Real Time qPCR, a gene real-time monitoring expert
Gene is regarded as the most important information carrier of organism. It stores all the genetic information of organisms, determines the biological characteristics, classification, life cycle and other characteristics. However, genes don’t directly join in the regulation of life activities. In higher organisms, DNA is served as template to get RNA by transcription, some RNA guide making protein by translation, the protein is directly joined in kinds of life activities. RNA play an important role connecting gene and protein. The RNA will directly or indirectly take part in the process of protein translation, gene regulation and nucleic acid cutting. All of these support that the study and test of RNA will help us discovering the base of life.

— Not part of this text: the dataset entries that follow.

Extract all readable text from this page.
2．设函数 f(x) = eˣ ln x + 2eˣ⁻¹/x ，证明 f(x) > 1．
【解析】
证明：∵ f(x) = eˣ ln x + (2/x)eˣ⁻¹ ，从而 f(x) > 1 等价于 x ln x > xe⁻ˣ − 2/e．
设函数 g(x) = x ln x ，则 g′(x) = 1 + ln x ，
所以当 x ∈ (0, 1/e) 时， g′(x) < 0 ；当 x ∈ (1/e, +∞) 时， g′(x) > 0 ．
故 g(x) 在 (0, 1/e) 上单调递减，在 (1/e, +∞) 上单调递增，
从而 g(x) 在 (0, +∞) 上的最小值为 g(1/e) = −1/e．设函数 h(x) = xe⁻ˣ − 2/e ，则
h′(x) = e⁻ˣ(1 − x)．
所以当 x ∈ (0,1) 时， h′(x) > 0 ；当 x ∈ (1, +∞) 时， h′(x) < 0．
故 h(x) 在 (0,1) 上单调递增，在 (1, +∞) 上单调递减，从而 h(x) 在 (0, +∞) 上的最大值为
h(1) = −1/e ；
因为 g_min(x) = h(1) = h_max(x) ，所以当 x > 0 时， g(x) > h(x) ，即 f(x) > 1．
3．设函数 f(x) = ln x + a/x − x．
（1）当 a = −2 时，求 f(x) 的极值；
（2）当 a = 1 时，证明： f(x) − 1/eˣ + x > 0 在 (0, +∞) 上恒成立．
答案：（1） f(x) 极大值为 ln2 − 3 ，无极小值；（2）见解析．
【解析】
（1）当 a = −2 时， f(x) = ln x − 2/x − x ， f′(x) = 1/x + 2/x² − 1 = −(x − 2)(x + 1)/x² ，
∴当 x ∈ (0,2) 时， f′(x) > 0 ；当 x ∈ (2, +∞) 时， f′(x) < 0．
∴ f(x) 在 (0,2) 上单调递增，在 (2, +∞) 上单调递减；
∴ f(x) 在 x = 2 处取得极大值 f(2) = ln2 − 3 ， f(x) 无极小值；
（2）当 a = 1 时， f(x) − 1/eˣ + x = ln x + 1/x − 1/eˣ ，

RNA detection is not unfamiliar to each of us. For example, it has been used for detecting the virus of H1N9, HVB, HCV and so on. The nature RNA is single chain, and this structure is instable. The RNA enzyme can degrade RNA quickly, so the single chain RNA need to be translated into cDNA which is more stable than RNA. It will make the next work becoming very convenient. At present, there are two detection techniques, Real Time qPCR dye method and Real Time qPCR probe method. They are used for quantitative detecting concentration of the cDNA in samples.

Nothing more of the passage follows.